Dr Pepper Snapple considered several areas when seeking to build the new bottling and distribution center now located in Victorville. Among other factors, site selection eventually hinged on the expense of wastewater treatment. The city of Victorville did not have local wastewater treatment capabilities, but offered to negate the costs associated with wastewater treatment by building and funding the construction of a facility in the city. The construction not only attracted Dr Pepper Snapple, but it also drew in Plastipak, Dr Pepper Snapple’s packaging supplier, to the area.

The wastewater treatment facility has a capacity of 2.5 million gallons per day, much more than it is currently treating. The city of Victorville is actively seeking to increase industry in the area in order to encourage job creation.

The facility recently completed review of its building plans and production methods by the U.S. Green Building Council, which awards Leadership in Energy and Environmental Design (LEED) certifications to buildings that meet certain environmental criteria. On April 25, Dr Pepper Snapple Group announced that the Victorville facility had achieved LEED Silver certification.

The building boasts several unique energy-saving features, including a flat, white roof which reduces the absorption of heat energy outside the building and decreases cooling costs facility-wide.

The facility also utilizes highly accurate, leak-free liquid transportation systems, so despite processing 100,000 cases of beverage product each day, the Victorville facility has minimal syrup loss each day.

It has also drastically reduced its wastewater by employing a highly efficient and state-of-the-art brine recovery system, which allows for the recapture and reuse of much of the facility’s wastewater. In addition, bottle washing, traditionally a water-intensive process, is now done with the use of air rinsers.

Continuous Improvement

Already operating a state-of-the art facility in terms of safety -- both from a food safety and employee safety perspective -- Bailey isn’t growing complacent.

“No matter how safe you are, there’s always something you can do better,” he says with a smile.
Bailey and his team are pushing forward to achieve increasingly higher standards throughout the facility in worker safety, food safety, product consistency and energy efficiency.

“We’ve really upgraded our systems here to ensure that we meet our customer demands, as well as our internal demands and specifications,” he says.

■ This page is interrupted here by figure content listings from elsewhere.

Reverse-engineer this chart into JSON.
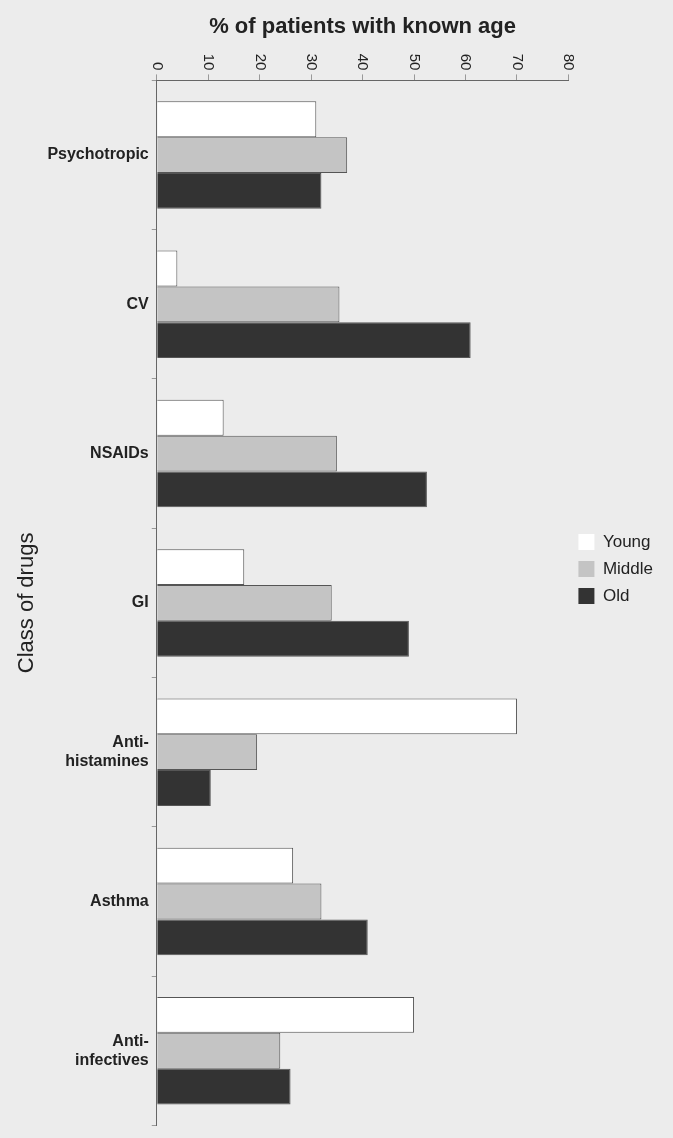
{
  "chart_data": {
    "type": "bar",
    "orientation": "horizontal",
    "xlabel": "% of patients with known age",
    "ylabel": "Class of drugs",
    "categories": [
      "Psychotropic",
      "CV",
      "NSAIDs",
      "GI",
      "Anti-\nhistamines",
      "Asthma",
      "Anti-\ninfectives"
    ],
    "series": [
      {
        "name": "Young",
        "color": "#ffffff",
        "values": [
          31,
          4,
          13,
          17,
          70,
          26.5,
          50
        ]
      },
      {
        "name": "Middle",
        "color": "#c4c4c4",
        "values": [
          37,
          35.5,
          35,
          34,
          19.5,
          32,
          24
        ]
      },
      {
        "name": "Old",
        "color": "#333333",
        "values": [
          32,
          61,
          52.5,
          49,
          10.5,
          41,
          26
        ]
      }
    ],
    "xlim": [
      0,
      80
    ],
    "xticks": [
      0,
      10,
      20,
      30,
      40,
      50,
      60,
      70,
      80
    ],
    "grid": false,
    "legend": "right"
  }
}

These upgrades look to continue, as the facility seeks out alternative energy sources in continuing to reduce the energy it sources from the grid.

Only in its infancy, Dr Pepper Snapple Group’s Victorville facility is blowing past the industry-standard benchmarks for safety and quality in beverage production. And as the plant moves toward full capacity, it aims to maintain its dedication to continuous improvement.